Aquarium Air Pumps: Flexible Airline Tubing by Tom Aquarium Products

Aquarium Air Control Kits for Air Stones, Decorations, & Ornaments

Aquarium Air Pumps: Whisper Air Pumps

I am not saying to buy here and there are other types of these products. These are offered as examples of what you need and the following is the type of heater that I told you about that is warranted for life. it is the best heater that I have ever found and will last you as long as you own it. Be sure to keep the box and receipt and if it ever should fail they will replace it free. As long as I have used them I have never had one fail. If I were to spend money on quality anywhere in my tanks it would be on the heater. The cheaper filter will still filter your tank but the cheap heater failing you can cost you every fish your have.

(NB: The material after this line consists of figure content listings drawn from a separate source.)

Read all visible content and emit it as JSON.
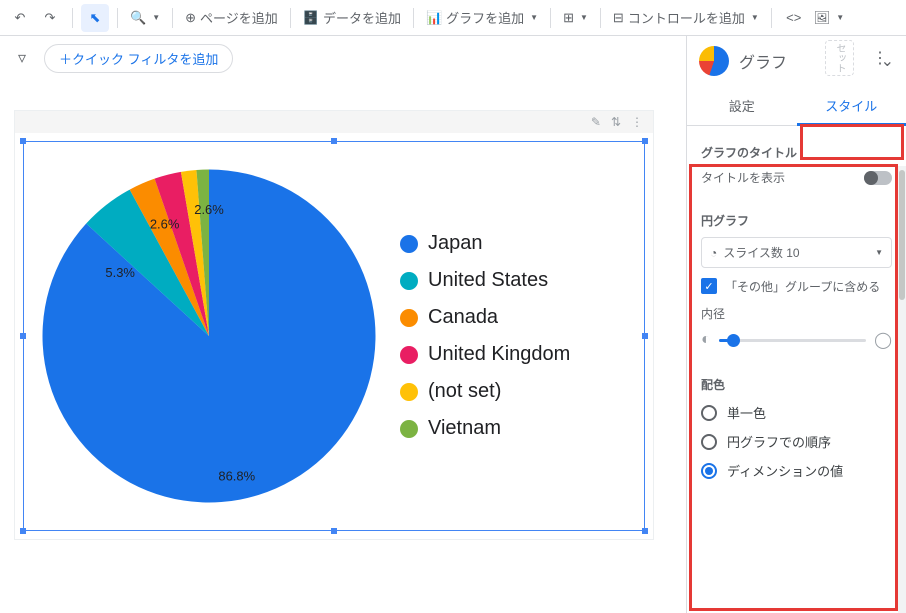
{
  "toolbar": {
    "add_page": "ページを追加",
    "add_data": "データを追加",
    "add_chart": "グラフを追加",
    "add_control": "コントロールを追加"
  },
  "filter": {
    "quick": "＋クイック フィルタを追加",
    "set_label": "セット"
  },
  "chart": {
    "type": "pie",
    "slices": [
      {
        "label": "Japan",
        "value": 86.8,
        "color": "#1a73e8"
      },
      {
        "label": "United States",
        "value": 5.3,
        "color": "#00acc1"
      },
      {
        "label": "Canada",
        "value": 2.6,
        "color": "#fb8c00"
      },
      {
        "label": "United Kingdom",
        "value": 2.6,
        "color": "#e91e63"
      },
      {
        "label": "(not set)",
        "value": 1.5,
        "color": "#ffc107"
      },
      {
        "label": "Vietnam",
        "value": 1.2,
        "color": "#7cb342"
      }
    ],
    "label_suffix": "%",
    "background": "#ffffff"
  },
  "panel": {
    "title": "グラフ",
    "tab_setup": "設定",
    "tab_style": "スタイル",
    "sec_title": "グラフのタイトル",
    "show_title": "タイトルを表示",
    "sec_pie": "円グラフ",
    "slice_count": "スライス数 10",
    "group_other": "「その他」グループに含める",
    "inner_radius": "内径",
    "sec_color": "配色",
    "color_single": "単一色",
    "color_order": "円グラフでの順序",
    "color_dim": "ディメンションの値"
  }
}
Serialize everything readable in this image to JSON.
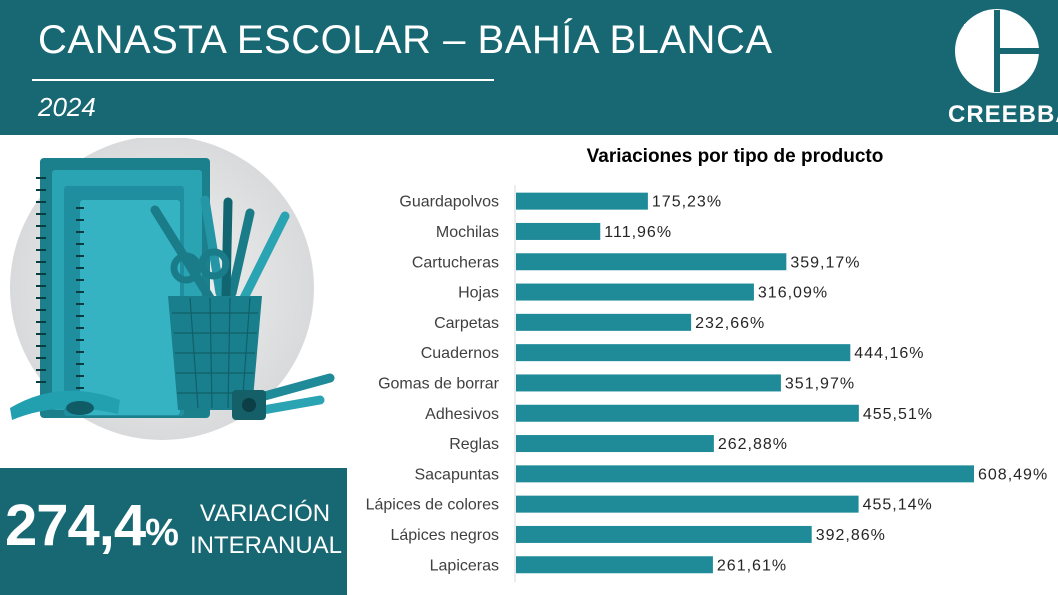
{
  "header": {
    "title": "CANASTA ESCOLAR – BAHÍA BLANCA",
    "year": "2024",
    "brand": "CREEBBA"
  },
  "kpi": {
    "value": "274,4",
    "unit": "%",
    "label_line1": "VARIACIÓN",
    "label_line2": "INTERANUAL"
  },
  "colors": {
    "header_bg": "#176873",
    "bar": "#1f8b99",
    "text": "#262626"
  },
  "icons": [
    "creebba-logo",
    "school-supplies-illustration"
  ],
  "chart_data": {
    "type": "bar",
    "orientation": "horizontal",
    "title": "Variaciones por tipo de producto",
    "categories": [
      "Guardapolvos",
      "Mochilas",
      "Cartucheras",
      "Hojas",
      "Carpetas",
      "Cuadernos",
      "Gomas de borrar",
      "Adhesivos",
      "Reglas",
      "Sacapuntas",
      "Lápices de colores",
      "Lápices negros",
      "Lapiceras"
    ],
    "values": [
      175.23,
      111.96,
      359.17,
      316.09,
      232.66,
      444.16,
      351.97,
      455.51,
      262.88,
      608.49,
      455.14,
      392.86,
      261.61
    ],
    "labels": [
      "175,23%",
      "111,96%",
      "359,17%",
      "316,09%",
      "232,66%",
      "444,16%",
      "351,97%",
      "455,51%",
      "262,88%",
      "608,49%",
      "455,14%",
      "392,86%",
      "261,61%"
    ],
    "xlim": [
      0,
      608.49
    ],
    "grid": false,
    "legend": "none"
  }
}
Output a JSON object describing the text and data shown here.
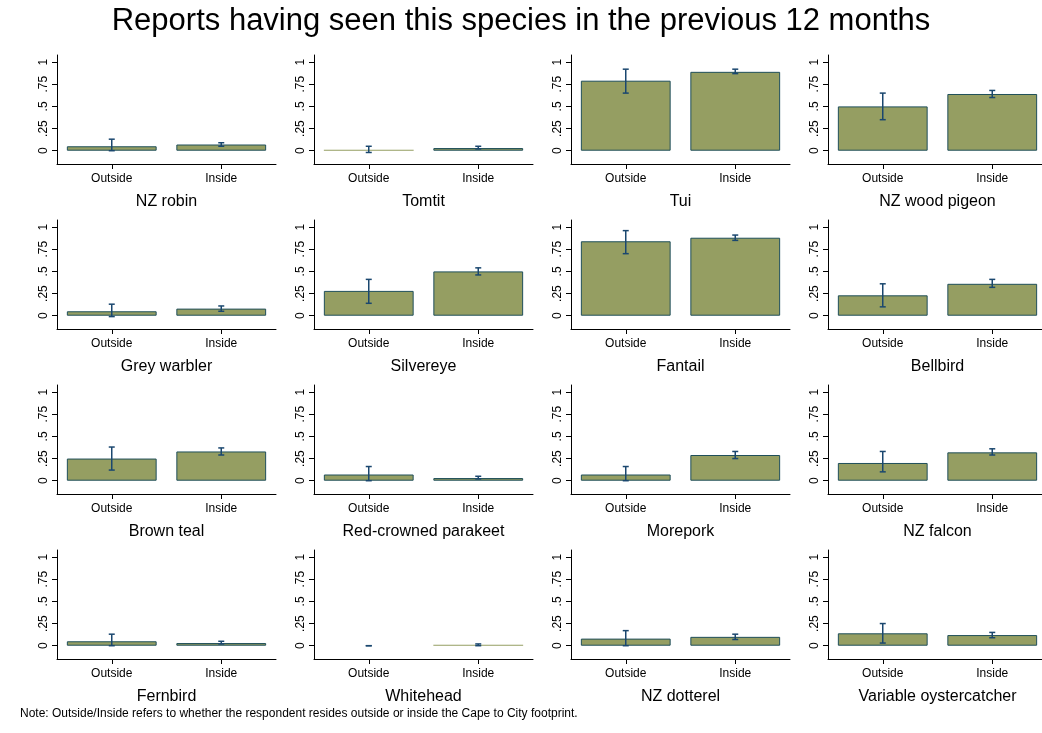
{
  "chart_data": [
    {
      "type": "bar",
      "title": "Reports having seen this species in the previous 12 months",
      "xlabel": "NZ robin",
      "categories": [
        "Outside",
        "Inside"
      ],
      "values": [
        0.05,
        0.07
      ],
      "errors": [
        [
          0,
          0.13
        ],
        [
          0.05,
          0.09
        ]
      ],
      "color": "#959e62",
      "ylim": [
        -0.15,
        1.08
      ],
      "yticks": [
        {
          "value": 0,
          "label": "0"
        },
        {
          "value": 0.25,
          "label": ".25"
        },
        {
          "value": 0.5,
          "label": ".5"
        },
        {
          "value": 0.75,
          "label": ".75"
        },
        {
          "value": 1,
          "label": "1"
        }
      ]
    },
    {
      "type": "bar",
      "xlabel": "Tomtit",
      "categories": [
        "Outside",
        "Inside"
      ],
      "values": [
        0.01,
        0.03
      ],
      "errors": [
        [
          -0.02,
          0.05
        ],
        [
          0.02,
          0.05
        ]
      ],
      "color": "#959e62",
      "ylim": [
        -0.15,
        1.08
      ],
      "yticks": [
        {
          "value": 0,
          "label": "0"
        },
        {
          "value": 0.25,
          "label": ".25"
        },
        {
          "value": 0.5,
          "label": ".5"
        },
        {
          "value": 0.75,
          "label": ".75"
        },
        {
          "value": 1,
          "label": "1"
        }
      ]
    },
    {
      "type": "bar",
      "xlabel": "Tui",
      "categories": [
        "Outside",
        "Inside"
      ],
      "values": [
        0.79,
        0.89
      ],
      "errors": [
        [
          0.65,
          0.92
        ],
        [
          0.87,
          0.92
        ]
      ],
      "color": "#959e62",
      "ylim": [
        -0.15,
        1.08
      ],
      "yticks": [
        {
          "value": 0,
          "label": "0"
        },
        {
          "value": 0.25,
          "label": ".25"
        },
        {
          "value": 0.5,
          "label": ".5"
        },
        {
          "value": 0.75,
          "label": ".75"
        },
        {
          "value": 1,
          "label": "1"
        }
      ]
    },
    {
      "type": "bar",
      "xlabel": "NZ wood pigeon",
      "categories": [
        "Outside",
        "Inside"
      ],
      "values": [
        0.5,
        0.64
      ],
      "errors": [
        [
          0.35,
          0.65
        ],
        [
          0.6,
          0.68
        ]
      ],
      "color": "#959e62",
      "ylim": [
        -0.15,
        1.08
      ],
      "yticks": [
        {
          "value": 0,
          "label": "0"
        },
        {
          "value": 0.25,
          "label": ".25"
        },
        {
          "value": 0.5,
          "label": ".5"
        },
        {
          "value": 0.75,
          "label": ".75"
        },
        {
          "value": 1,
          "label": "1"
        }
      ]
    },
    {
      "type": "bar",
      "xlabel": "Grey warbler",
      "categories": [
        "Outside",
        "Inside"
      ],
      "values": [
        0.05,
        0.08
      ],
      "errors": [
        [
          -0.01,
          0.13
        ],
        [
          0.05,
          0.11
        ]
      ],
      "color": "#959e62",
      "ylim": [
        -0.15,
        1.08
      ],
      "yticks": [
        {
          "value": 0,
          "label": "0"
        },
        {
          "value": 0.25,
          "label": ".25"
        },
        {
          "value": 0.5,
          "label": ".5"
        },
        {
          "value": 0.75,
          "label": ".75"
        },
        {
          "value": 1,
          "label": "1"
        }
      ]
    },
    {
      "type": "bar",
      "xlabel": "Silvereye",
      "categories": [
        "Outside",
        "Inside"
      ],
      "values": [
        0.28,
        0.5
      ],
      "errors": [
        [
          0.14,
          0.41
        ],
        [
          0.46,
          0.54
        ]
      ],
      "color": "#959e62",
      "ylim": [
        -0.15,
        1.08
      ],
      "yticks": [
        {
          "value": 0,
          "label": "0"
        },
        {
          "value": 0.25,
          "label": ".25"
        },
        {
          "value": 0.5,
          "label": ".5"
        },
        {
          "value": 0.75,
          "label": ".75"
        },
        {
          "value": 1,
          "label": "1"
        }
      ]
    },
    {
      "type": "bar",
      "xlabel": "Fantail",
      "categories": [
        "Outside",
        "Inside"
      ],
      "values": [
        0.84,
        0.88
      ],
      "errors": [
        [
          0.7,
          0.96
        ],
        [
          0.85,
          0.91
        ]
      ],
      "color": "#959e62",
      "ylim": [
        -0.15,
        1.08
      ],
      "yticks": [
        {
          "value": 0,
          "label": "0"
        },
        {
          "value": 0.25,
          "label": ".25"
        },
        {
          "value": 0.5,
          "label": ".5"
        },
        {
          "value": 0.75,
          "label": ".75"
        },
        {
          "value": 1,
          "label": "1"
        }
      ]
    },
    {
      "type": "bar",
      "xlabel": "Bellbird",
      "categories": [
        "Outside",
        "Inside"
      ],
      "values": [
        0.23,
        0.36
      ],
      "errors": [
        [
          0.1,
          0.36
        ],
        [
          0.32,
          0.41
        ]
      ],
      "color": "#959e62",
      "ylim": [
        -0.15,
        1.08
      ],
      "yticks": [
        {
          "value": 0,
          "label": "0"
        },
        {
          "value": 0.25,
          "label": ".25"
        },
        {
          "value": 0.5,
          "label": ".5"
        },
        {
          "value": 0.75,
          "label": ".75"
        },
        {
          "value": 1,
          "label": "1"
        }
      ]
    },
    {
      "type": "bar",
      "xlabel": "Brown teal",
      "categories": [
        "Outside",
        "Inside"
      ],
      "values": [
        0.25,
        0.33
      ],
      "errors": [
        [
          0.12,
          0.38
        ],
        [
          0.29,
          0.37
        ]
      ],
      "color": "#959e62",
      "ylim": [
        -0.15,
        1.08
      ],
      "yticks": [
        {
          "value": 0,
          "label": "0"
        },
        {
          "value": 0.25,
          "label": ".25"
        },
        {
          "value": 0.5,
          "label": ".5"
        },
        {
          "value": 0.75,
          "label": ".75"
        },
        {
          "value": 1,
          "label": "1"
        }
      ]
    },
    {
      "type": "bar",
      "xlabel": "Red-crowned parakeet",
      "categories": [
        "Outside",
        "Inside"
      ],
      "values": [
        0.07,
        0.03
      ],
      "errors": [
        [
          0,
          0.16
        ],
        [
          0.02,
          0.05
        ]
      ],
      "color": "#959e62",
      "ylim": [
        -0.15,
        1.08
      ],
      "yticks": [
        {
          "value": 0,
          "label": "0"
        },
        {
          "value": 0.25,
          "label": ".25"
        },
        {
          "value": 0.5,
          "label": ".5"
        },
        {
          "value": 0.75,
          "label": ".75"
        },
        {
          "value": 1,
          "label": "1"
        }
      ]
    },
    {
      "type": "bar",
      "xlabel": "Morepork",
      "categories": [
        "Outside",
        "Inside"
      ],
      "values": [
        0.07,
        0.29
      ],
      "errors": [
        [
          0,
          0.16
        ],
        [
          0.25,
          0.33
        ]
      ],
      "color": "#959e62",
      "ylim": [
        -0.15,
        1.08
      ],
      "yticks": [
        {
          "value": 0,
          "label": "0"
        },
        {
          "value": 0.25,
          "label": ".25"
        },
        {
          "value": 0.5,
          "label": ".5"
        },
        {
          "value": 0.75,
          "label": ".75"
        },
        {
          "value": 1,
          "label": "1"
        }
      ]
    },
    {
      "type": "bar",
      "xlabel": "NZ falcon",
      "categories": [
        "Outside",
        "Inside"
      ],
      "values": [
        0.2,
        0.32
      ],
      "errors": [
        [
          0.1,
          0.33
        ],
        [
          0.29,
          0.36
        ]
      ],
      "color": "#959e62",
      "ylim": [
        -0.15,
        1.08
      ],
      "yticks": [
        {
          "value": 0,
          "label": "0"
        },
        {
          "value": 0.25,
          "label": ".25"
        },
        {
          "value": 0.5,
          "label": ".5"
        },
        {
          "value": 0.75,
          "label": ".75"
        },
        {
          "value": 1,
          "label": "1"
        }
      ]
    },
    {
      "type": "bar",
      "xlabel": "Fernbird",
      "categories": [
        "Outside",
        "Inside"
      ],
      "values": [
        0.05,
        0.03
      ],
      "errors": [
        [
          0,
          0.13
        ],
        [
          0.02,
          0.05
        ]
      ],
      "color": "#959e62",
      "ylim": [
        -0.15,
        1.08
      ],
      "yticks": [
        {
          "value": 0,
          "label": "0"
        },
        {
          "value": 0.25,
          "label": ".25"
        },
        {
          "value": 0.5,
          "label": ".5"
        },
        {
          "value": 0.75,
          "label": ".75"
        },
        {
          "value": 1,
          "label": "1"
        }
      ]
    },
    {
      "type": "bar",
      "xlabel": "Whitehead",
      "categories": [
        "Outside",
        "Inside"
      ],
      "values": [
        0,
        0.01
      ],
      "errors": [
        [
          0,
          0
        ],
        [
          0,
          0.02
        ]
      ],
      "color": "#959e62",
      "ylim": [
        -0.15,
        1.08
      ],
      "yticks": [
        {
          "value": 0,
          "label": "0"
        },
        {
          "value": 0.25,
          "label": ".25"
        },
        {
          "value": 0.5,
          "label": ".5"
        },
        {
          "value": 0.75,
          "label": ".75"
        },
        {
          "value": 1,
          "label": "1"
        }
      ]
    },
    {
      "type": "bar",
      "xlabel": "NZ dotterel",
      "categories": [
        "Outside",
        "Inside"
      ],
      "values": [
        0.08,
        0.1
      ],
      "errors": [
        [
          0,
          0.17
        ],
        [
          0.07,
          0.13
        ]
      ],
      "color": "#959e62",
      "ylim": [
        -0.15,
        1.08
      ],
      "yticks": [
        {
          "value": 0,
          "label": "0"
        },
        {
          "value": 0.25,
          "label": ".25"
        },
        {
          "value": 0.5,
          "label": ".5"
        },
        {
          "value": 0.75,
          "label": ".75"
        },
        {
          "value": 1,
          "label": "1"
        }
      ]
    },
    {
      "type": "bar",
      "xlabel": "Variable oystercatcher",
      "categories": [
        "Outside",
        "Inside"
      ],
      "values": [
        0.14,
        0.12
      ],
      "errors": [
        [
          0.03,
          0.25
        ],
        [
          0.09,
          0.15
        ]
      ],
      "color": "#959e62",
      "ylim": [
        -0.15,
        1.08
      ],
      "yticks": [
        {
          "value": 0,
          "label": "0"
        },
        {
          "value": 0.25,
          "label": ".25"
        },
        {
          "value": 0.5,
          "label": ".5"
        },
        {
          "value": 0.75,
          "label": ".75"
        },
        {
          "value": 1,
          "label": "1"
        }
      ],
      "annotations": [
        "Note: Outside/Inside refers to whether the respondent resides outside or inside the Cape to City footprint."
      ]
    }
  ]
}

Aquarium Heaters: Visi-Therm Stealth Heater

I am sure that you may be able to find these things cheaper and save yourself shipping costs in a local store but the information is to show you examples of what you need.

Hope this helps.

Rose


----------



## seyz (Jul 25, 2008)

Okay great. I wish I seen your post earlier, I just went out and bought a heater >< 

If I go to the pet store and say "HEY I NEED A SPONGE FILTER ONE OF MY FISH IS PREGNANT" will they know what I mean?(or should they know what I mean)

I bought a pretty spact $20 small plastic tank. I've got 2 fake plants a small live one from the garden and a few floating. I will add more once the water gets heated up and such. 

Just one more question...when should I add the pregnant fish into the new tank? 

Thanks


----------